Real assets that depend on patronage for revenue were badly affected. Airports and hotels saw a dramatic decline in people travelling during the pandemic. Shopping centres were also badly affected with many people under stay-at-home orders. Offices also clearly suffered.

But these are short-term effects. People began to travel again as lockdowns were lifted, and shopping centres are returning to pre-pandemic traffic levels.

Even in the short term, many assets performed well. Non-discretionary retail such as supermarkets, hardware and liquor stores performed strongly during the pandemic. The industrial logistics sector also did well, as people switched to online spending and tenants held increased inventory locally in response to global supply chain disruption.

This shows the different short and long-term outcomes.
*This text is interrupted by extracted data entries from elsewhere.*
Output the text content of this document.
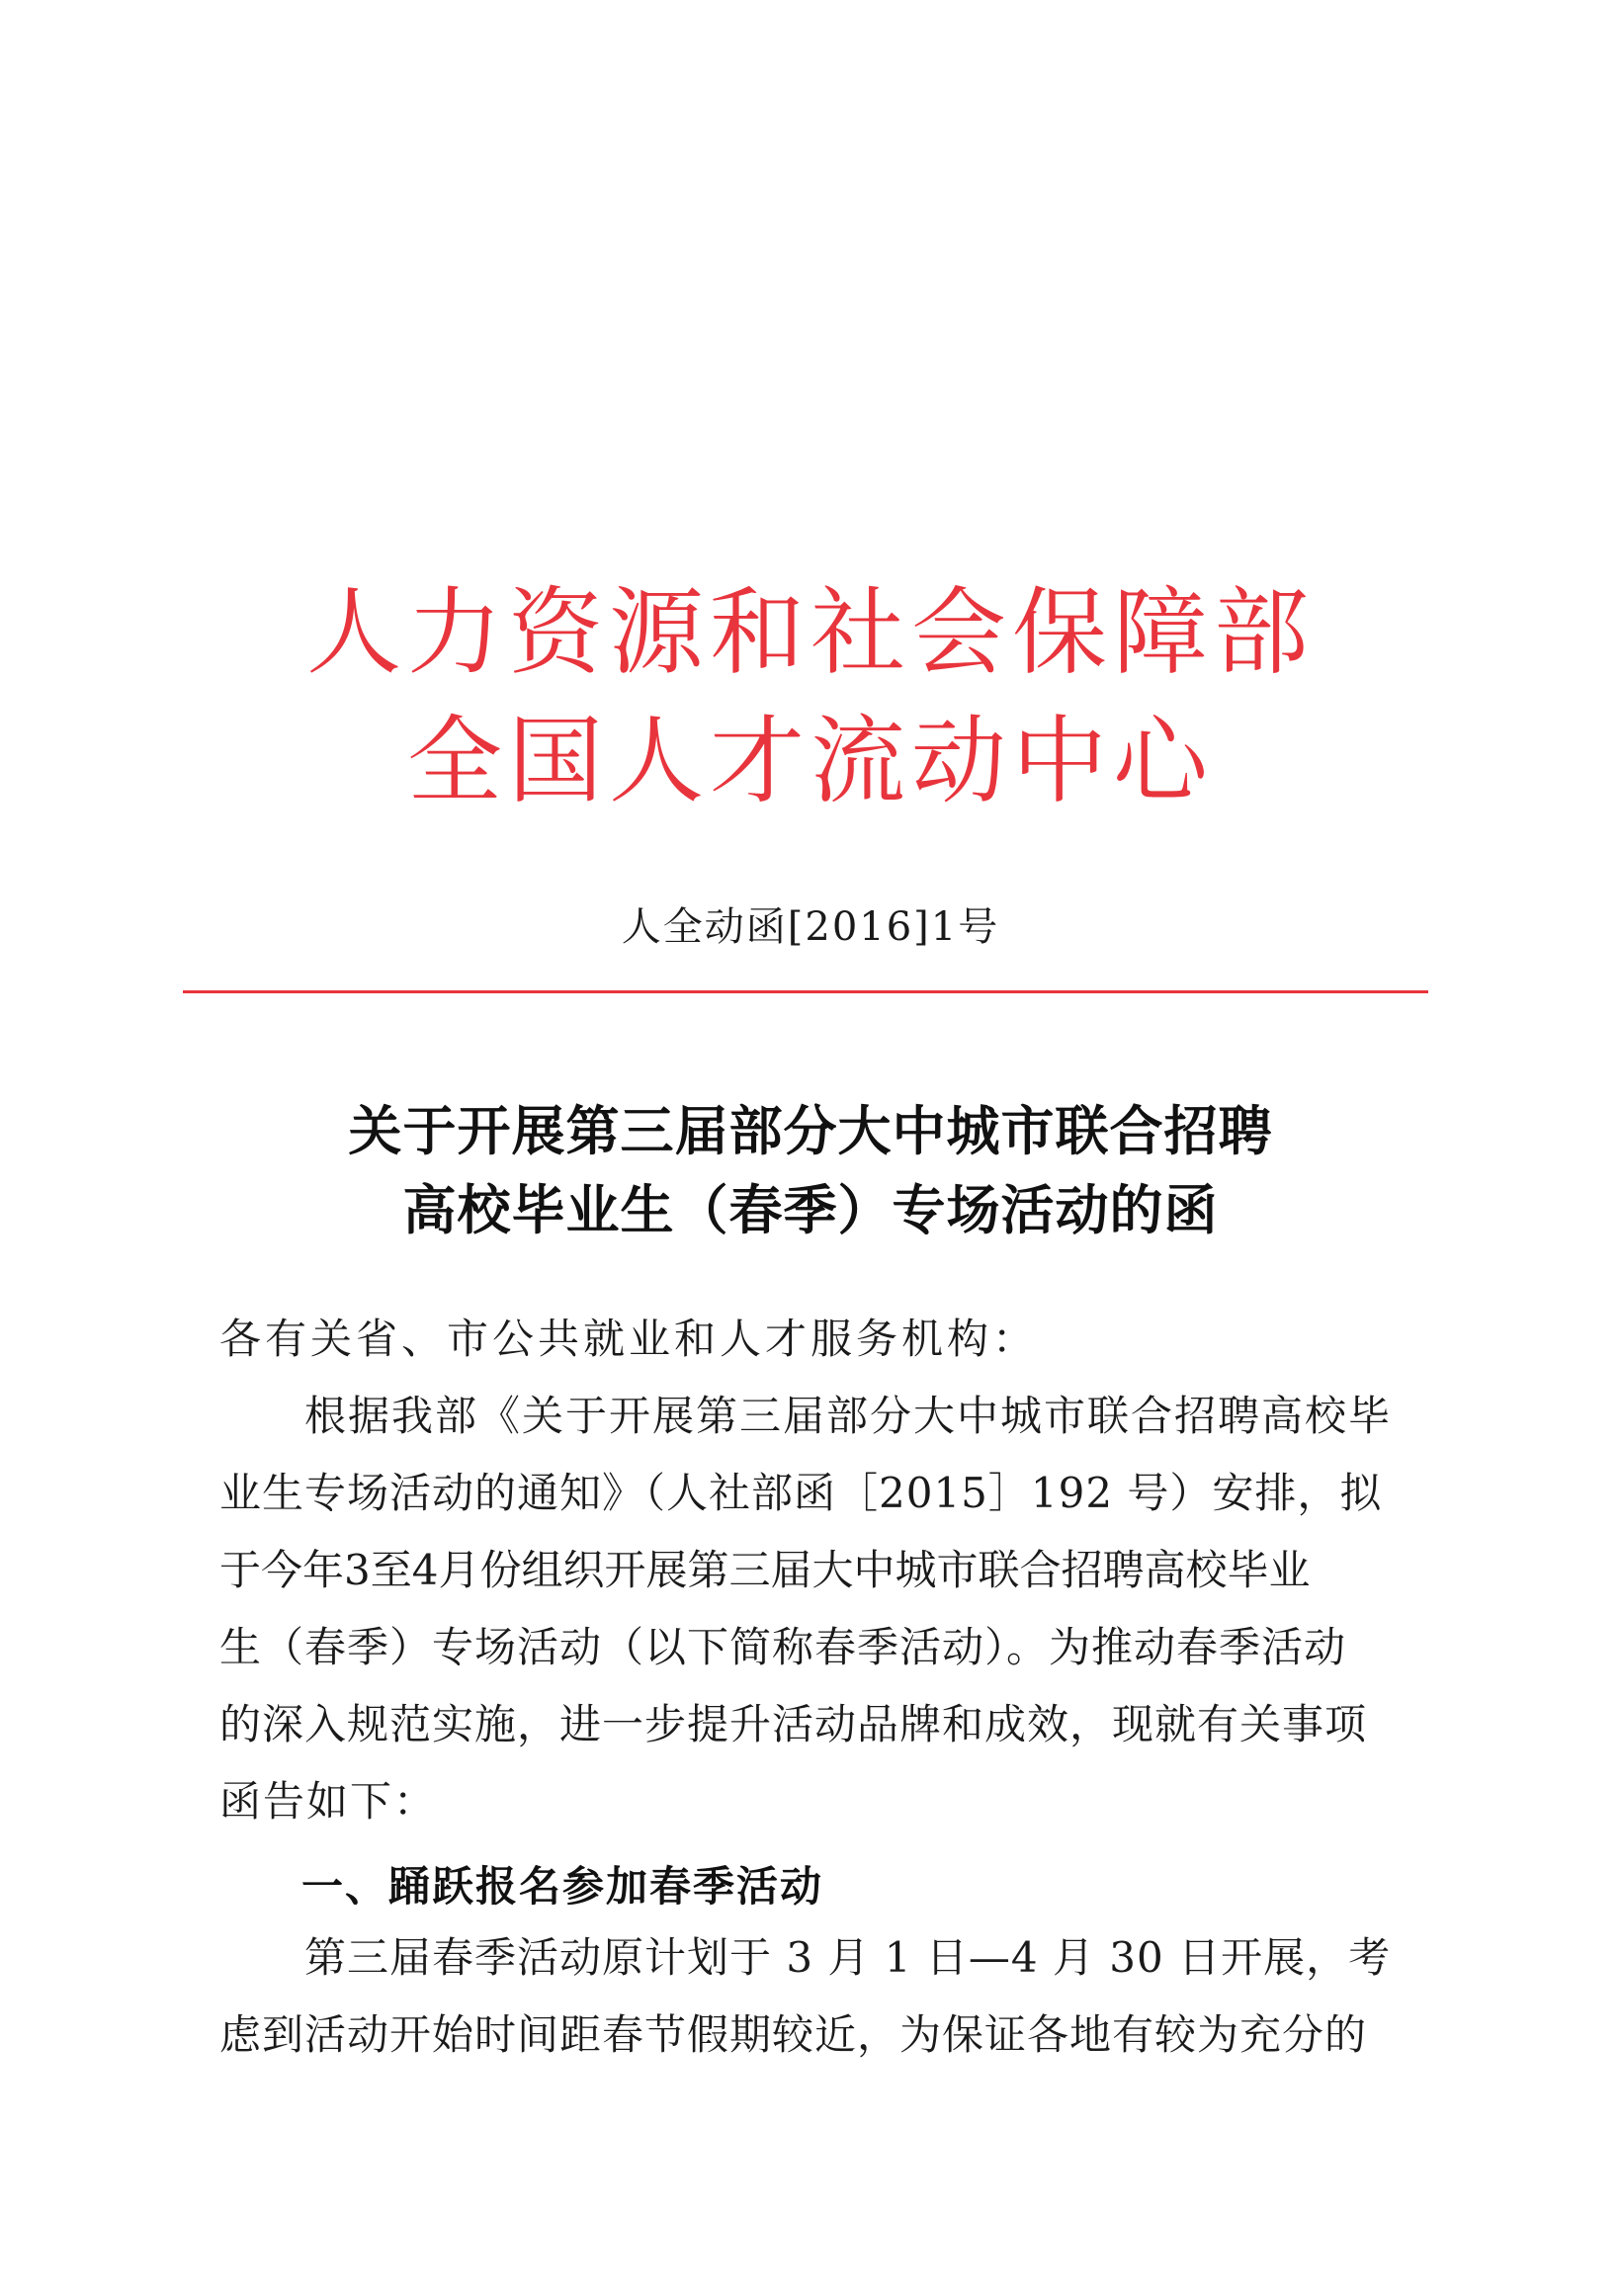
人力资源和社会保障部
全国人才流动中心
人全动函[2016]1号
关于开展第三届部分大中城市联合招聘
高校毕业生（春季）专场活动的函
各有关省、市公共就业和人才服务机构：
根据我部《关于开展第三届部分大中城市联合招聘高校毕
业生专场活动的通知》（人社部函［2015］192 号）安排，拟
于今年3至4月份组织开展第三届大中城市联合招聘高校毕业
生（春季）专场活动（以下简称春季活动）。为推动春季活动
的深入规范实施，进一步提升活动品牌和成效，现就有关事项
函告如下：
一、踊跃报名参加春季活动
第三届春季活动原计划于 3 月 1 日—4 月 30 日开展，考
虑到活动开始时间距春节假期较近，为保证各地有较为充分的
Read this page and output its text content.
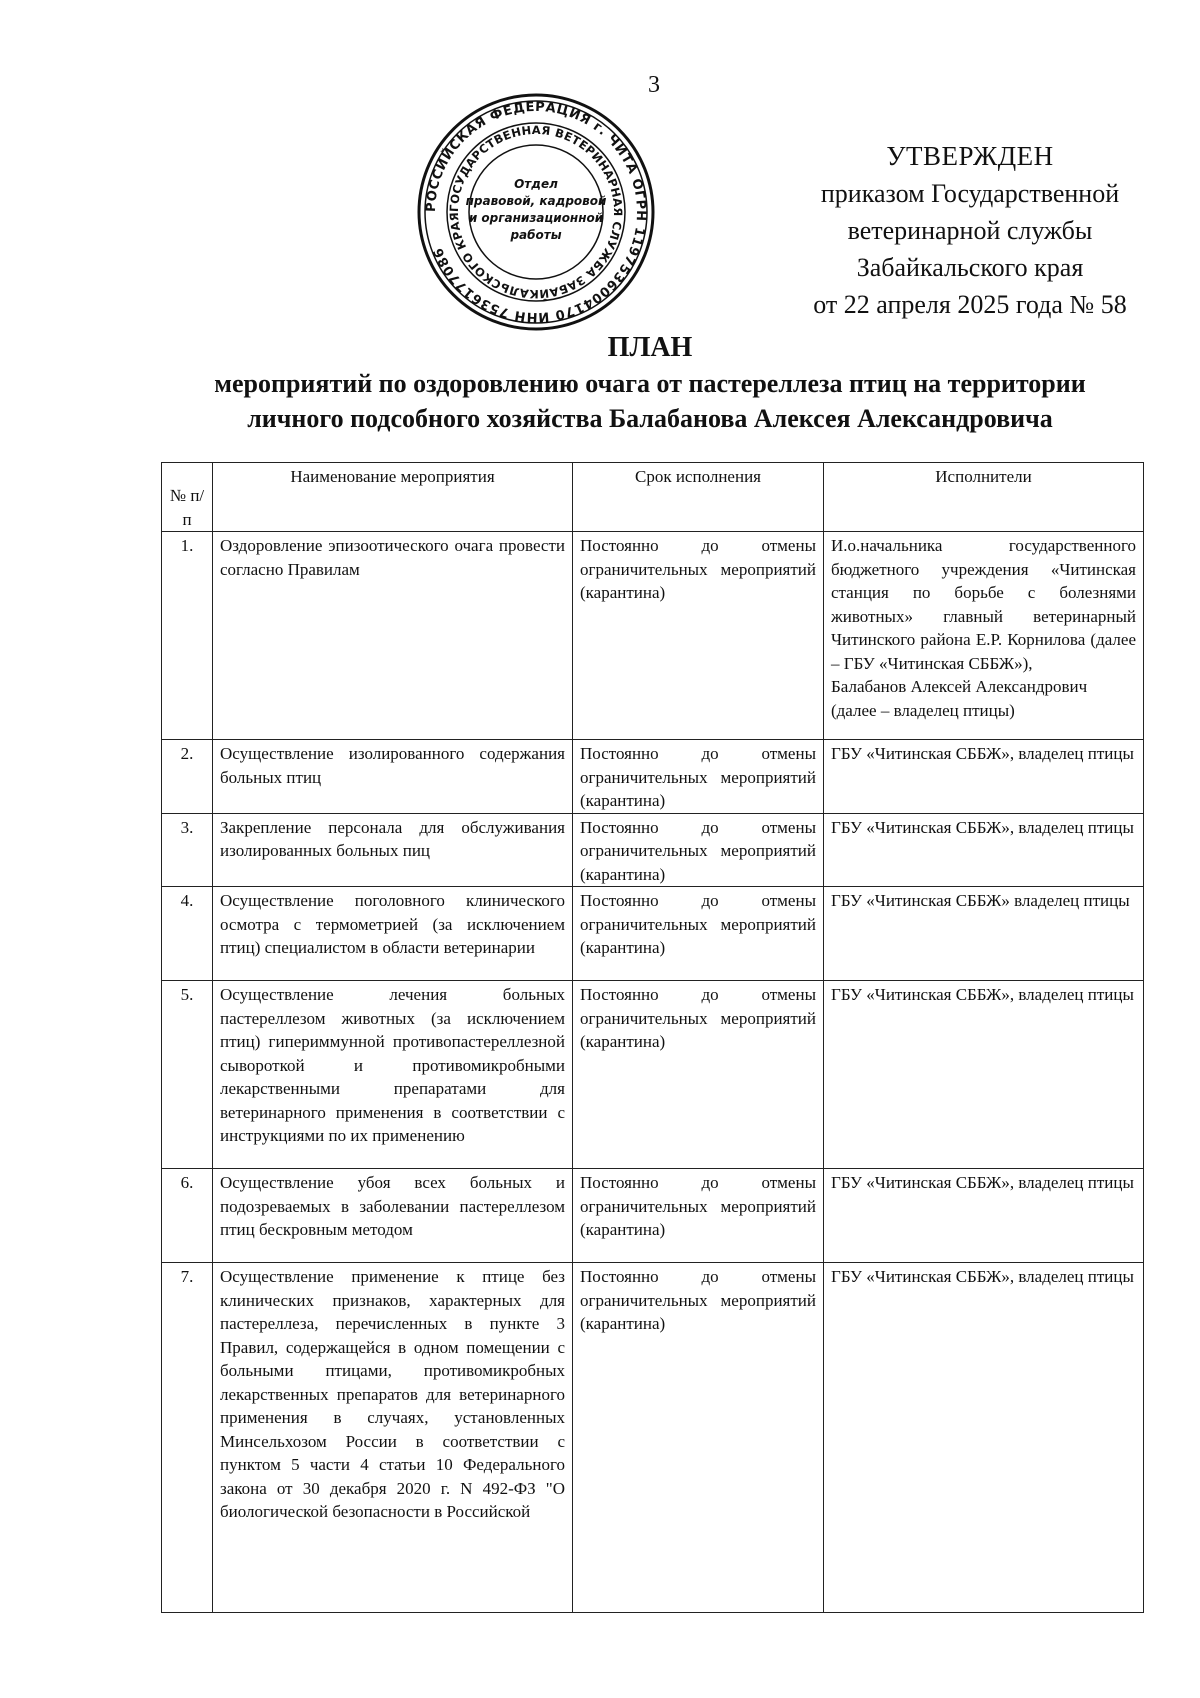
3
РОССИЙСКАЯ ФЕДЕРАЦИЯ г. ЧИТА ОГРН 1197536004170 ИНН 7536177086
ГОСУДАРСТВЕННАЯ ВЕТЕРИНАРНАЯ СЛУЖБА ЗАБАЙКАЛЬСКОГО КРАЯ
Отдел
правовой, кадровой
и организационной
работы
УТВЕРЖДЕН
приказом Государственной
ветеринарной службы
Забайкальского края
от 22 апреля 2025 года № 58
ПЛАН
мероприятий по оздоровлению очага от пастереллеза птиц на территории
личного подсобного хозяйства Балабанова Алексея Александровича
№ п/п	Наименование мероприятия	Срок исполнения	Исполнители
1.	Оздоровление эпизоотического очага провести согласно Правилам	Постоянно до отмены ограничительных мероприятий (карантина)	И.о.начальника государственного бюджетного учреждения «Читинская станция по борьбе с болезнями животных» главный ветеринарный Читинского района Е.Р. Корнилова (далее – ГБУ «Читинская СББЖ»),
Балабанов Алексей Александрович (далее – владелец птицы)

2.	Осуществление изолированного содержания больных птиц	Постоянно до отмены ограничительных мероприятий (карантина)	ГБУ «Читинская СББЖ», владелец птицы
3.	Закрепление персонала для обслуживания изолированных больных пиц	Постоянно до отмены ограничительных мероприятий (карантина)	ГБУ «Читинская СББЖ», владелец птицы
4.	Осуществление поголовного клинического осмотра с термометрией (за исключением птиц) специалистом в области ветеринарии	Постоянно до отмены ограничительных мероприятий (карантина)	ГБУ «Читинская СББЖ» владелец птицы
5.	Осуществление лечения больных пастереллезом животных (за исключением птиц) гипериммунной противопастереллезной сывороткой и противомикробными лекарственными препаратами для ветеринарного применения в соответствии с инструкциями по их применению	Постоянно до отмены ограничительных мероприятий (карантина)	ГБУ «Читинская СББЖ», владелец птицы
6.	Осуществление убоя всех больных и подозреваемых в заболевании пастереллезом птиц бескровным методом	Постоянно до отмены ограничительных мероприятий (карантина)	ГБУ «Читинская СББЖ», владелец птицы
7.	Осуществление применение к птице без клинических признаков, характерных для пастереллеза, перечисленных в пункте 3 Правил, содержащейся в одном помещении с больными птицами, противомикробных лекарственных препаратов для ветеринарного применения в случаях, установленных Минсельхозом России в соответствии с пунктом 5 части 4 статьи 10 Федерального закона от 30 декабря 2020 г. N 492-ФЗ "О биологической безопасности в Российской	Постоянно до отмены ограничительных мероприятий (карантина)	ГБУ «Читинская СББЖ», владелец птицы
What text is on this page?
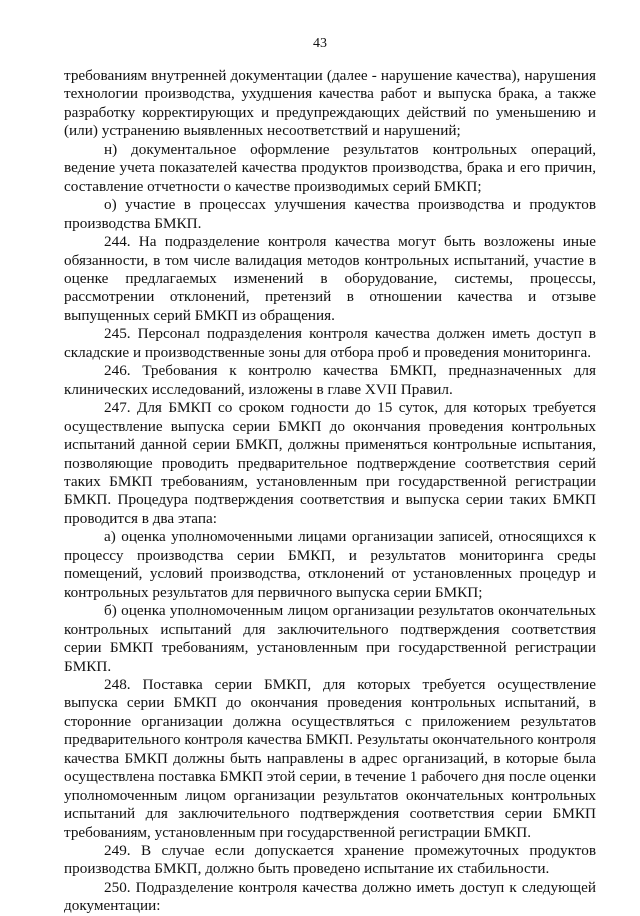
43

требованиям внутренней документации (далее - нарушение качества), нарушения технологии производства, ухудшения качества работ и выпуска брака, а также разработку корректирующих и предупреждающих действий по уменьшению и (или) устранению выявленных несоответствий и нарушений;

н) документальное оформление результатов контрольных операций, ведение учета показателей качества продуктов производства, брака и его причин, составление отчетности о качестве производимых серий БМКП;

о) участие в процессах улучшения качества производства и продуктов производства БМКП.

244. На подразделение контроля качества могут быть возложены иные обязанности, в том числе валидация методов контрольных испытаний, участие в оценке предлагаемых изменений в оборудование, системы, процессы, рассмотрении отклонений, претензий в отношении качества и отзыве выпущенных серий БМКП из обращения.

245. Персонал подразделения контроля качества должен иметь доступ в складские и производственные зоны для отбора проб и проведения мониторинга.

246. Требования к контролю качества БМКП, предназначенных для клинических исследований, изложены в главе XVII Правил.

247. Для БМКП со сроком годности до 15 суток, для которых требуется осуществление выпуска серии БМКП до окончания проведения контрольных испытаний данной серии БМКП, должны применяться контрольные испытания, позволяющие проводить предварительное подтверждение соответствия серий таких БМКП требованиям, установленным при государственной регистрации БМКП. Процедура подтверждения соответствия и выпуска серии таких БМКП проводится в два этапа:

а) оценка уполномоченными лицами организации записей, относящихся к процессу производства серии БМКП, и результатов мониторинга среды помещений, условий производства, отклонений от установленных процедур и контрольных результатов для первичного выпуска серии БМКП;

б) оценка уполномоченным лицом организации результатов окончательных контрольных испытаний для заключительного подтверждения соответствия серии БМКП требованиям, установленным при государственной регистрации БМКП.

248. Поставка серии БМКП, для которых требуется осуществление выпуска серии БМКП до окончания проведения контрольных испытаний, в сторонние организации должна осуществляться с приложением результатов предварительного контроля качества БМКП. Результаты окончательного контроля качества БМКП должны быть направлены в адрес организаций, в которые была осуществлена поставка БМКП этой серии, в течение 1 рабочего дня после оценки уполномоченным лицом организации результатов окончательных контрольных испытаний для заключительного подтверждения соответствия серии БМКП требованиям, установленным при государственной регистрации БМКП.

249. В случае если допускается хранение промежуточных продуктов производства БМКП, должно быть проведено испытание их стабильности.

250. Подразделение контроля качества должно иметь доступ к следующей документации:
Infrastructure follows a similarly varied pattern.

While airports depend on patronage, public-private partnership assets like schools, hospitals and justice facilities often have availability-based revenues that are paid if the asset is available for use, regardless of the extent to which they are used.

Regulated assets like water and power companies are always in demand, regardless of economic conditions.

Meanwhile, communications infrastructure such as mobile phone towers and fibre optic networks saw booming demand during COVID with an increase in working from home and streaming services.

Investors seeking diversification should consider these different economic drivers as factors in their investment strategy.


1. NAREIT, AMP Capital. As at June 2020.